Он залез в кабину, бросил коробку на спальник, под свернутое старое ватное одеяло. Потом подумал, достал ее и аккуратно, двумя пальцами, переставил в ноги пассажирского сиденья, где струя горячего воздуха от печки дула сильнее всего.

— Ну, поехали, ботаника, — сказал он коробке и повернул ключ зажигания. Дизель отозвался довольным, мощным урчанием, от которого по кабине прошла приятная дрожь.

Зимник — это не дорога в привычном понимании городского жителя. Это направление. Это пунктир на карте, укатанный гусеницами вездеходов и огромными колесами «Уралов» прямо по снегу, по льду замерзших рек и топких болот. Летом здесь непроходимые топи, царство гнуса, мошкары и морошки. Зимой — белая лента, единственная артерия жизни, связывающая оторванные от мира поселки с «большой землей».

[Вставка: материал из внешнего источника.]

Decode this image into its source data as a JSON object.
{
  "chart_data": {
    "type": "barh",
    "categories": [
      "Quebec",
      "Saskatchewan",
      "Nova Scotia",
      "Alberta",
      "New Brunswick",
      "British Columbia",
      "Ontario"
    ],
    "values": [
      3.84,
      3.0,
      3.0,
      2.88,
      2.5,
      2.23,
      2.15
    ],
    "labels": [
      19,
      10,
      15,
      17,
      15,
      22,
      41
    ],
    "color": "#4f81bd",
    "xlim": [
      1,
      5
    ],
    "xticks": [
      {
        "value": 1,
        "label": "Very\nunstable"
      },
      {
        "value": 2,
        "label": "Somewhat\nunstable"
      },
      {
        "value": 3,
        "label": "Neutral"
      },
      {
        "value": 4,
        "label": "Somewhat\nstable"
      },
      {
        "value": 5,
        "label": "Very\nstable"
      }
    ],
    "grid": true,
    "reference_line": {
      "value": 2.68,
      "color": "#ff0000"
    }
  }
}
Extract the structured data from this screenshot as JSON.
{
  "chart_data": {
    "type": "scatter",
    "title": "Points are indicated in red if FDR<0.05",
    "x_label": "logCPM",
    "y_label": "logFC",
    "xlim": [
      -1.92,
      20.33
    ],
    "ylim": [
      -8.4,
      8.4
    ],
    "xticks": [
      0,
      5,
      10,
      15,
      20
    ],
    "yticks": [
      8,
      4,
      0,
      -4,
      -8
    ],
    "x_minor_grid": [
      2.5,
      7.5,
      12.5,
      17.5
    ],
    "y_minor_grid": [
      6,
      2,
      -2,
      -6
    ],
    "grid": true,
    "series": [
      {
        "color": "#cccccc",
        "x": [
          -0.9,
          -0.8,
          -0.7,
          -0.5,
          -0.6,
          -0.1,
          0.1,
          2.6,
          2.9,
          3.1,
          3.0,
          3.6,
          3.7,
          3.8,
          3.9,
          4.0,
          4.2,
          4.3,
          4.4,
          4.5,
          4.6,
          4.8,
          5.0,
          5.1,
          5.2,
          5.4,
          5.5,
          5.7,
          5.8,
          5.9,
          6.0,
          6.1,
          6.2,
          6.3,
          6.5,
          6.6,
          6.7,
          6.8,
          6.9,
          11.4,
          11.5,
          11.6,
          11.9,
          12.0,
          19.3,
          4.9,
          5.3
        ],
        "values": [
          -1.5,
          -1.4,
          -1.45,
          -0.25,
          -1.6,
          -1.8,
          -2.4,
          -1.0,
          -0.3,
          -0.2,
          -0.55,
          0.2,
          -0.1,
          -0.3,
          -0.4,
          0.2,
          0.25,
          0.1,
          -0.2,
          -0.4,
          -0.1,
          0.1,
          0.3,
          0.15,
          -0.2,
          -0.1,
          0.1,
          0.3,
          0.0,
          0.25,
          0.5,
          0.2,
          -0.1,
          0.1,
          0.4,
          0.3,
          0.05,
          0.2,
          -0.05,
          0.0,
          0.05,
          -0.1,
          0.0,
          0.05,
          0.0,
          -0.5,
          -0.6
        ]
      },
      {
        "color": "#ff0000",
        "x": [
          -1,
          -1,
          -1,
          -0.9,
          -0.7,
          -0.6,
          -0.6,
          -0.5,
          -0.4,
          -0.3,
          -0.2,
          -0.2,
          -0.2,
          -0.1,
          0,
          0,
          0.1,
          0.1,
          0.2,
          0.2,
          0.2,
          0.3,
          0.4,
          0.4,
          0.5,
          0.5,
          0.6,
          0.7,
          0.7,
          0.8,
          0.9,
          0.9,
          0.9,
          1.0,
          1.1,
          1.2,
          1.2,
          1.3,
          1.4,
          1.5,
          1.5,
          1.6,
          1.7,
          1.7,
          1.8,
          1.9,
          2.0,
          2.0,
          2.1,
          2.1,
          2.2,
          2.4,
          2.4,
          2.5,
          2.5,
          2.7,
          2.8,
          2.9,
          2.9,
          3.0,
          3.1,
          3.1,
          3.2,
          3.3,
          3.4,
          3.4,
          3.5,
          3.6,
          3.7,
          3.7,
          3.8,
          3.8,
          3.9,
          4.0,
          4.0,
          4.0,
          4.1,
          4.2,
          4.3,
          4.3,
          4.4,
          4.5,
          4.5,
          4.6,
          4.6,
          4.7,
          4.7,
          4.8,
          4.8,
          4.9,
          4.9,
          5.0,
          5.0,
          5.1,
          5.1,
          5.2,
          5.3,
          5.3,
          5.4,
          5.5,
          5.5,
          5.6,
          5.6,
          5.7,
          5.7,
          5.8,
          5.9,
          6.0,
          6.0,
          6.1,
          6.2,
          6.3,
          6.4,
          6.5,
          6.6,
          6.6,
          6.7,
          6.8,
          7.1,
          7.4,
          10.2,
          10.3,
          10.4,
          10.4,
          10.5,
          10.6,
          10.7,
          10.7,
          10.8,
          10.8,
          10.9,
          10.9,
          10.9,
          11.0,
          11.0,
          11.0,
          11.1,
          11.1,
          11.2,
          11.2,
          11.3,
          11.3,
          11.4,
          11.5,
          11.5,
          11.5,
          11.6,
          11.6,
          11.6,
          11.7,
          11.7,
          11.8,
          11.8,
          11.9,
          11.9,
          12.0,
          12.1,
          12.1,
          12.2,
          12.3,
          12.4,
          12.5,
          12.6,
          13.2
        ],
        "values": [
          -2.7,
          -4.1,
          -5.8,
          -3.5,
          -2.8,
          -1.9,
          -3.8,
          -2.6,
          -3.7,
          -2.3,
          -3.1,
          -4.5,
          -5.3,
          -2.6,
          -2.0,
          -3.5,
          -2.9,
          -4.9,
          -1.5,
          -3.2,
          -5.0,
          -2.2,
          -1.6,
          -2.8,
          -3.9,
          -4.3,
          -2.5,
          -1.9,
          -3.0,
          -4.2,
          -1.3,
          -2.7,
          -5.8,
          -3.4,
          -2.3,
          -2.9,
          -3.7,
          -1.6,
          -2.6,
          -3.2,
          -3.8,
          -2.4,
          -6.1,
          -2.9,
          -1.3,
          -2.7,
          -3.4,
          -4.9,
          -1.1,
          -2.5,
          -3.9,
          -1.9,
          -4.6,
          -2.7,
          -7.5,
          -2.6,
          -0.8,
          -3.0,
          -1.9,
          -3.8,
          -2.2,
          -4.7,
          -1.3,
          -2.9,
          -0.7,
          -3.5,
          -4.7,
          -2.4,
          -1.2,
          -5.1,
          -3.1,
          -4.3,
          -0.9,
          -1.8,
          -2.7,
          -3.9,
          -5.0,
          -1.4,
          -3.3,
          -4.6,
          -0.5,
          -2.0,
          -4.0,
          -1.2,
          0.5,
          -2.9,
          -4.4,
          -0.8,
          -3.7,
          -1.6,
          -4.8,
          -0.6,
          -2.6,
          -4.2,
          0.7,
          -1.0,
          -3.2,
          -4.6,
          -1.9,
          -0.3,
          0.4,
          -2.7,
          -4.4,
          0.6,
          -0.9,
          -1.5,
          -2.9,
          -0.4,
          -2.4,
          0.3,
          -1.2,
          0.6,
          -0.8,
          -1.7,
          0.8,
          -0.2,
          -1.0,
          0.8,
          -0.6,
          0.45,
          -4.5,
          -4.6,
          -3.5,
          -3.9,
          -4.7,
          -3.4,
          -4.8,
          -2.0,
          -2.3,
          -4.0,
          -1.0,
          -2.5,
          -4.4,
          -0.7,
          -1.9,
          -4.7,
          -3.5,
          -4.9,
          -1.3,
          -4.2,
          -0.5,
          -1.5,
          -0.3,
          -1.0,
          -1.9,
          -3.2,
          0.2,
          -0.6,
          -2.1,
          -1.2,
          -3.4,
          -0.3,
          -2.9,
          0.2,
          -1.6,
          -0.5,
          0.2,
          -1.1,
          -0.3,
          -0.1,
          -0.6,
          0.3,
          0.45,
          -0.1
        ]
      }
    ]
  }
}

Первые двести километров прошли спокойно, даже рутинно. Сергей шел в составе небольшой колонны из трех машин, но держался последним, соблюдая дистанцию в полкилометра, чтобы снежная пыль от впередиидущих не слепила глаза. Он любил видеть красные габаритные огни вдали, знать, что он не один, но не любил, когда кто-то дышал ему в спину.

Вокруг расстилалась тайга. Вековые ели стояли, укутанные в тяжелые снежные шубы, похожие на дремлющих в карауле великанов. Ветки кедров гнулись до самой земли под тяжестью снега, иногда с пушечным треском ломаясь в звенящей тишине леса. Когда мощные фары выхватывали просеку, можно было увидеть следы: бисерную цепочку лисьих лапок, широкие, как ладони, отпечатки зайца-беляка или глубокие борозды, оставленные сохатым.

В кабине было уютно, почти по-домашнему. Бормотала рация — мужики лениво обсуждали цены на запчасти, новую повариху в столовой на 105-м километре и качество солярки на последней заправке. Сергей не вмешивался, просто слушал. Этот фон создавал иллюзию общества без необходимости говорить самому.

Он то и дело косился на пенопластовый кубик в ногах. Странно. Он вез в кузове тонны топлива, вез трубы, которые стоили миллионы рублей, но волновался почему-то за эти три чахлых стебелька в горшке.

«Блажь, — думал он, переключая передачу. — Старушечья блажь. Перед смертью о душе думать надо, грехи замаливать, а не цветы нюхать. Капризы».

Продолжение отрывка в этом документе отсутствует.